CHAPTER XVII
THE MISSING HEIRESS
Mr. Emerson’s investigations proved that Stanley Clark had left Brownsville several days previously and had gone to Millsboro, farther up the Monongahela.
He had left that as his forwarding address, the hotel clerk said. This information necessitated a new move at once, so the next morning, bright and early, Mr. Emerson led his party to the river where they boarded a little steamer scarcely larger than a motor boat.
They were soon puffing away at a fair rate of speed against the sluggish current. The factories and huge steel plants had disappeared and the banks looked green and country-like as mile after mile slipped by. Suddenly Roger, who was sitting by the steersman’s wheel, exclaimed, “Why, look! there’s a waterfall in front of us.”
So, indeed, there was, a wide fall stretching from shore to shore, but Roger, eyeing it suspiciously, added in an aggrieved tone, “But it’s a dam.
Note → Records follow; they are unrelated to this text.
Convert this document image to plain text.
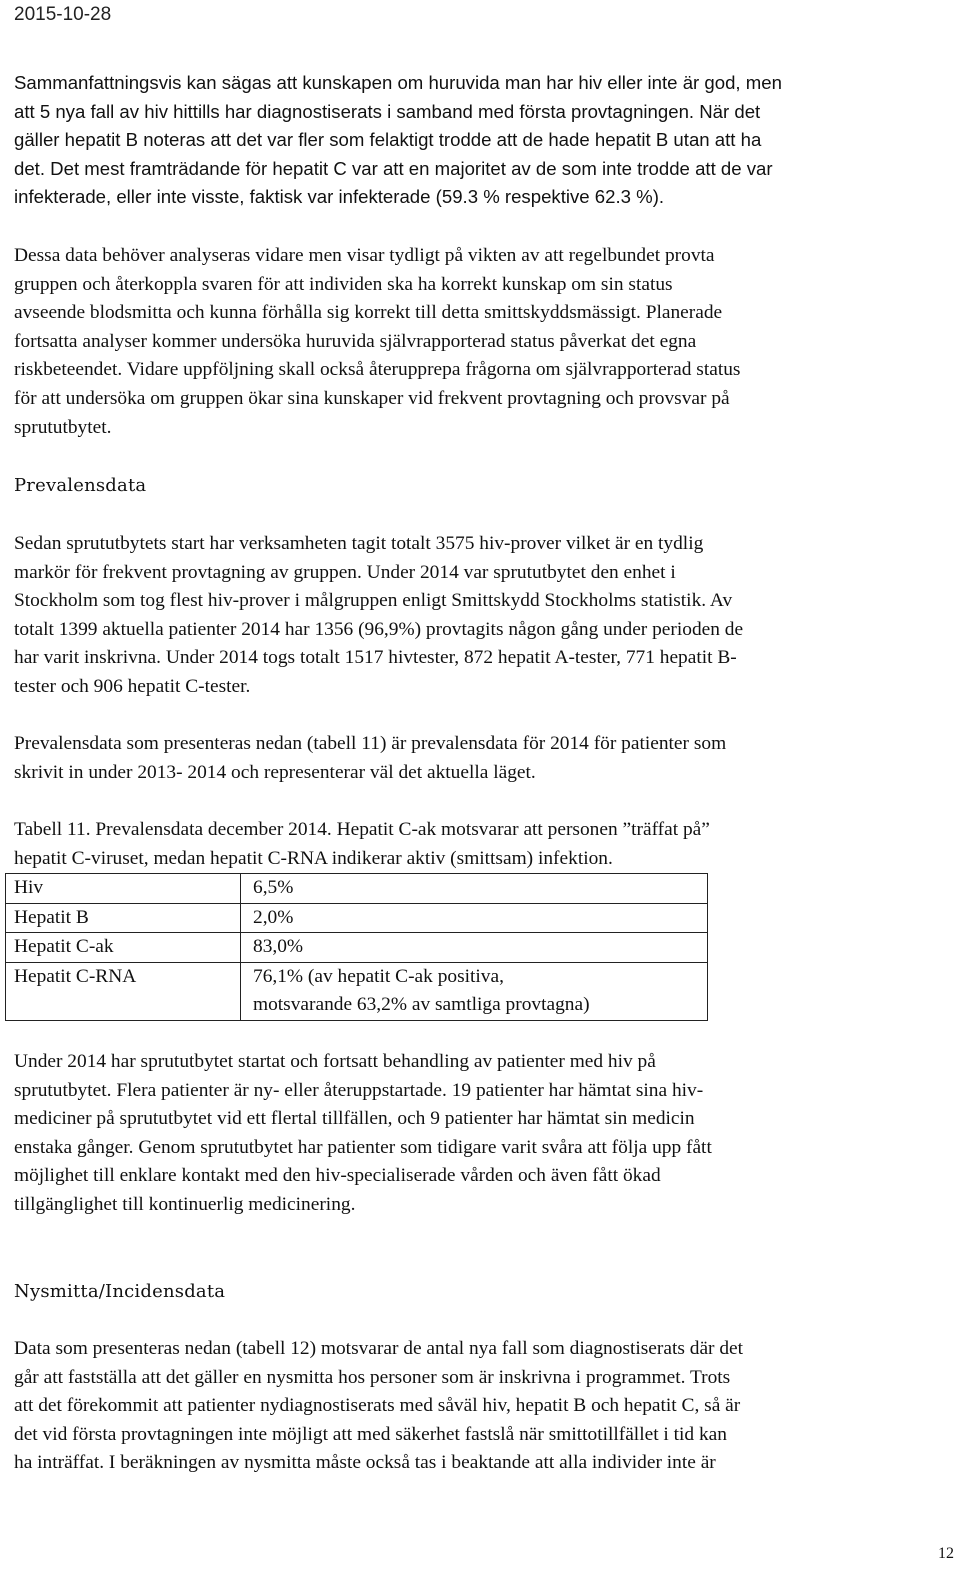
2015-10-28

Sammanfattningsvis kan sägas att kunskapen om huruvida man har hiv eller inte är god, men
att 5 nya fall av hiv hittills har diagnostiserats i samband med första provtagningen. När det
gäller hepatit B noteras att det var fler som felaktigt trodde att de hade hepatit B utan att ha
det. Det mest framträdande för hepatit C var att en majoritet av de som inte trodde att de var
infekterade, eller inte visste, faktisk var infekterade (59.3 % respektive 62.3 %).

Dessa data behöver analyseras vidare men visar tydligt på vikten av att regelbundet provta
gruppen och återkoppla svaren för att individen ska ha korrekt kunskap om sin status
avseende blodsmitta och kunna förhålla sig korrekt till detta smittskyddsmässigt. Planerade
fortsatta analyser kommer undersöka huruvida självrapporterad status påverkat det egna
riskbeteendet. Vidare uppföljning skall också återupprepa frågorna om självrapporterad status
för att undersöka om gruppen ökar sina kunskaper vid frekvent provtagning och provsvar på
sprututbytet.

Prevalensdata

Sedan sprututbytets start har verksamheten tagit totalt 3575 hiv-prover vilket är en tydlig
markör för frekvent provtagning av gruppen. Under 2014 var sprututbytet den enhet i
Stockholm som tog flest hiv-prover i målgruppen enligt Smittskydd Stockholms statistik. Av
totalt 1399 aktuella patienter 2014 har 1356 (96,9%) provtagits någon gång under perioden de
har varit inskrivna. Under 2014 togs totalt 1517 hivtester, 872 hepatit A-tester, 771 hepatit B-
tester och 906 hepatit C-tester.

Prevalensdata som presenteras nedan (tabell 11) är prevalensdata för 2014 för patienter som
skrivit in under 2013- 2014 och representerar väl det aktuella läget.

Tabell 11. Prevalensdata december 2014. Hepatit C-ak motsvarar att personen ”träffat på”
hepatit C-viruset, medan hepatit C-RNA indikerar aktiv (smittsam) infektion.

Hiv	6,5%
Hepatit B	2,0%
Hepatit C-ak	83,0%
Hepatit C-RNA	76,1% (av hepatit C-ak positiva,
motsvarande 63,2% av samtliga provtagna)

Under 2014 har sprututbytet startat och fortsatt behandling av patienter med hiv på
sprututbytet. Flera patienter är ny- eller återuppstartade. 19 patienter har hämtat sina hiv-
mediciner på sprututbytet vid ett flertal tillfällen, och 9 patienter har hämtat sin medicin
enstaka gånger. Genom sprututbytet har patienter som tidigare varit svåra att följa upp fått
möjlighet till enklare kontakt med den hiv-specialiserade vården och även fått ökad
tillgänglighet till kontinuerlig medicinering.

Nysmitta/Incidensdata

Data som presenteras nedan (tabell 12) motsvarar de antal nya fall som diagnostiserats där det
går att fastställa att det gäller en nysmitta hos personer som är inskrivna i programmet. Trots
att det förekommit att patienter nydiagnostiserats med såväl hiv, hepatit B och hepatit C, så är
det vid första provtagningen inte möjligt att med säkerhet fastslå när smittotillfället i tid kan
ha inträffat. I beräkningen av nysmitta måste också tas i beaktande att alla individer inte är

12
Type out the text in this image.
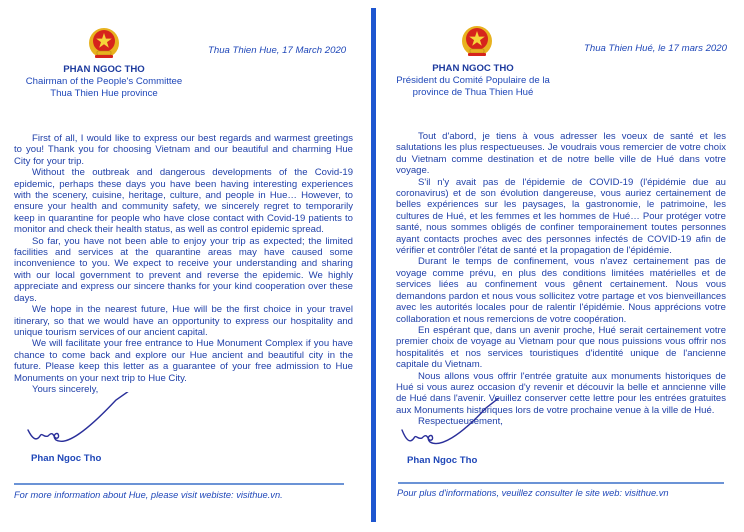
PHAN NGOC THO
Chairman of the People's Committee
Thua Thien Hue province
Thua Thien Hue, 17 March 2020

First of all, I would like to express our best regards and warmest greetings to you! Thank you for choosing Vietnam and our beautiful and charming Hue City for your trip.

Without the outbreak and dangerous developments of the Covid-19 epidemic, perhaps these days you have been having interesting experiences with the scenery, cuisine, heritage, culture, and people in Hue… However, to ensure your health and community safety, we sincerely regret to temporarily keep in quarantine for people who have close contact with Covid-19 patients to monitor and check their health status, as well as control epidemic spread.

So far, you have not been able to enjoy your trip as expected; the limited facilities and services at the quarantine areas may have caused some inconvenience to you. We expect to receive your understanding and sharing with our local government to prevent and reverse the epidemic. We highly appreciate and express our sincere thanks for your kind cooperation over these days.

We hope in the nearest future, Hue will be the first choice in your travel itinerary, so that we would have an opportunity to express our hospitality and unique tourism services of our ancient capital.

We will facilitate your free entrance to Hue Monument Complex if you have chance to come back and explore our Hue ancient and beautiful city in the future. Please keep this letter as a guarantee of your free admission to Hue Monuments on your next trip to Hue City.

Yours sincerely,

Phan Ngoc Tho
For more information about Hue, please visit webiste: visithue.vn.
PHAN NGOC THO
Président du Comité Populaire de la
province de Thua Thien Hué
Thua Thien Hué, le 17 mars 2020

Tout d'abord, je tiens à vous adresser les voeux de santé et les salutations les plus respectueuses. Je voudrais vous remercier de votre choix du Vietnam comme destination et de notre belle ville de Hué dans votre voyage.

S'il n'y avait pas de l'épidemie de COVID-19 (l'épidémie due au coronavirus) et de son évolution dangereuse, vous auriez certainement de belles expériences sur les paysages, la gastronomie, le patrimoine, les cultures de Hué, et les femmes et les hommes de Hué… Pour protéger votre santé, nous sommes obligés de confiner temporainement toutes personnes ayant contacts proches avec des personnes infectés de COVID-19 afin de vérifier et contrôler l'état de santé et la propagation de l'épidémie.

Durant le temps de confinement, vous n'avez certainement pas de voyage comme prévu, en plus des conditions limitées matérielles et de services liées au confinement vous gênent certainement. Nous vous demandons pardon et nous vous sollicitez votre partage et vos bienveillances avec les autorités locales pour de ralentir l'épidémie. Nous apprécions votre collaboration et nous remercions de votre coopération.

En espérant que, dans un avenir proche, Hué serait certainement votre premier choix de voyage au Vietnam pour que nous puissions vous offrir nos hospitalités et nos services touristiques d'identité unique de l'ancienne capitale du Vietnam.

Nous allons vous offrir l'entrée gratuite aux monuments historiques de Hué si vous aurez occasion d'y revenir et découvir la belle et anncienne ville de Hué dans l'avenir. Veuillez conserver cette lettre pour les entrées gratuites aux Monuments historiques lors de votre prochaine venue à la ville de Hué.

Respectueusement,

Phan Ngoc Tho
Pour plus d'informations, veuillez consulter le site web: visithue.vn
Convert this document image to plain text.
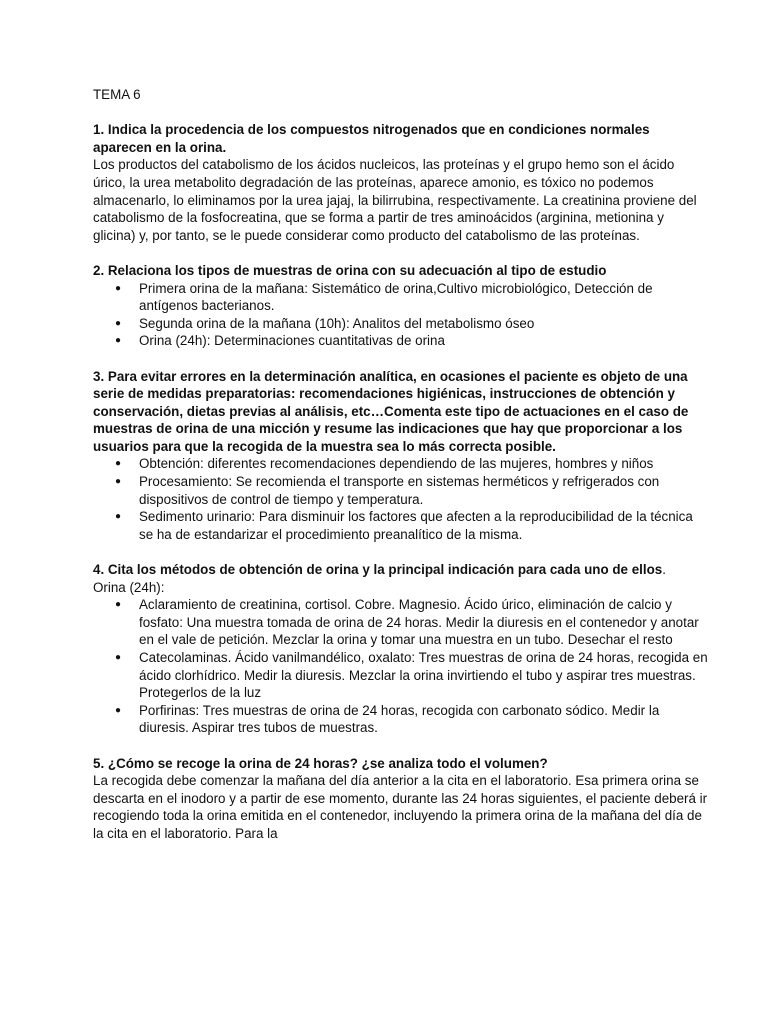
TEMA 6

1. Indica la procedencia de los compuestos nitrogenados que en condiciones normales aparecen en la orina.

Los productos del catabolismo de los ácidos nucleicos, las proteínas y el grupo hemo son el ácido úrico, la urea metabolito degradación de las proteínas, aparece amonio, es tóxico no podemos almacenarlo, lo eliminamos por la urea jajaj, la bilirrubina, respectivamente. La creatinina proviene del catabolismo de la fosfocreatina, que se forma a partir de tres aminoácidos (arginina, metionina y glicina) y, por tanto, se le puede considerar como producto del catabolismo de las proteínas.

2. Relaciona los tipos de muestras de orina con su adecuación al tipo de estudio

● Primera orina de la mañana: Sistemático de orina,Cultivo microbiológico, Detección de antígenos bacterianos.
● Segunda orina de la mañana (10h): Analitos del metabolismo óseo
● Orina (24h): Determinaciones cuantitativas de orina

3. Para evitar errores en la determinación analítica, en ocasiones el paciente es objeto de una serie de medidas preparatorias: recomendaciones higiénicas, instrucciones de obtención y conservación, dietas previas al análisis, etc…Comenta este tipo de actuaciones en el caso de muestras de orina de una micción y resume las indicaciones que hay que proporcionar a los usuarios para que la recogida de la muestra sea lo más correcta posible.

● Obtención: diferentes recomendaciones dependiendo de las mujeres, hombres y niños
● Procesamiento: Se recomienda el transporte en sistemas herméticos y refrigerados con dispositivos de control de tiempo y temperatura.
● Sedimento urinario: Para disminuir los factores que afecten a la reproducibilidad de la técnica se ha de estandarizar el procedimiento preanalítico de la misma.

4. Cita los métodos de obtención de orina y la principal indicación para cada uno de ellos.

Orina (24h):

● Aclaramiento de creatinina, cortisol. Cobre. Magnesio. Ácido úrico, eliminación de calcio y fosfato: Una muestra tomada de orina de 24 horas. Medir la diuresis en el contenedor y anotar en el vale de petición. Mezclar la orina y tomar una muestra en un tubo. Desechar el resto
● Catecolaminas. Ácido vanilmandélico, oxalato: Tres muestras de orina de 24 horas, recogida en ácido clorhídrico. Medir la diuresis. Mezclar la orina invirtiendo el tubo y aspirar tres muestras. Protegerlos de la luz
● Porfirinas: Tres muestras de orina de 24 horas, recogida con carbonato sódico. Medir la diuresis. Aspirar tres tubos de muestras.

5. ¿Cómo se recoge la orina de 24 horas? ¿se analiza todo el volumen?

La recogida debe comenzar la mañana del día anterior a la cita en el laboratorio. Esa primera orina se descarta en el inodoro y a partir de ese momento, durante las 24 horas siguientes, el paciente deberá ir recogiendo toda la orina emitida en el contenedor, incluyendo la primera orina de la mañana del día de la cita en el laboratorio. Para la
Must be a dam. Look how straight it is.”
“How on earth,” called Ethel Blue, “are we going to get over it?”
“Jump up it the way Grandpa told me the salmon fishes do,” volunteered Dicky.
Everybody laughed, but Mr. Emerson declared that was just about what they were going to do. The boat headed in for one end of the dam and her passengers soon found themselves floating in a granite room, with huge wooden doors closed behind them. The water began to boil around them, and as it poured into the lock from unseen channels the boat rose slowly. In a little while the Ethels cried that they could see over the tops of the walls, and in a few minutes more another pair of big gates opened in front of them and they glided into another chamber and out into the river again, this time above the “falls.”
“I feel as if I had been through the Panama Canal,” declared Ethel Blue.
“That’s just the way its huge locks work,” said Mrs. Morton. “The next time your Uncle Roger has a furlough I hope it will be long enough for us to go down there and see it.”
“I wonder,” asked Roger, “if there are many more dams like this on the Monongahela.”
“There’s one about every ten miles,” volunteered the steersman. “Until the government put them in only small boats could go up the river. Now good sized ones can go all the way to Wheeling, West Virginia. If you want to, you can go by boat all the way from Wheeling to the Gulf of Mexico.”
“The Gulf of Mexico,” echoed the two Ethels. Then they added, also together, “So you can!” and Ethel Brown said, “The Indians used to go from the upper end of Lake Chautauqua to the Gulf in their canoes? When they got to Fort Duquesne it was easy paddling.”
“What is that high wharf with a building on it overhanging the river?” asked Helen.
“That’s a coal tipple,” said her grandfather. “Do you see on shore some low-lying houses and sheds? They are the various machinery plants and offices of the coal mine and that double row of small houses a quarter of a mile farther up is where the employes live.”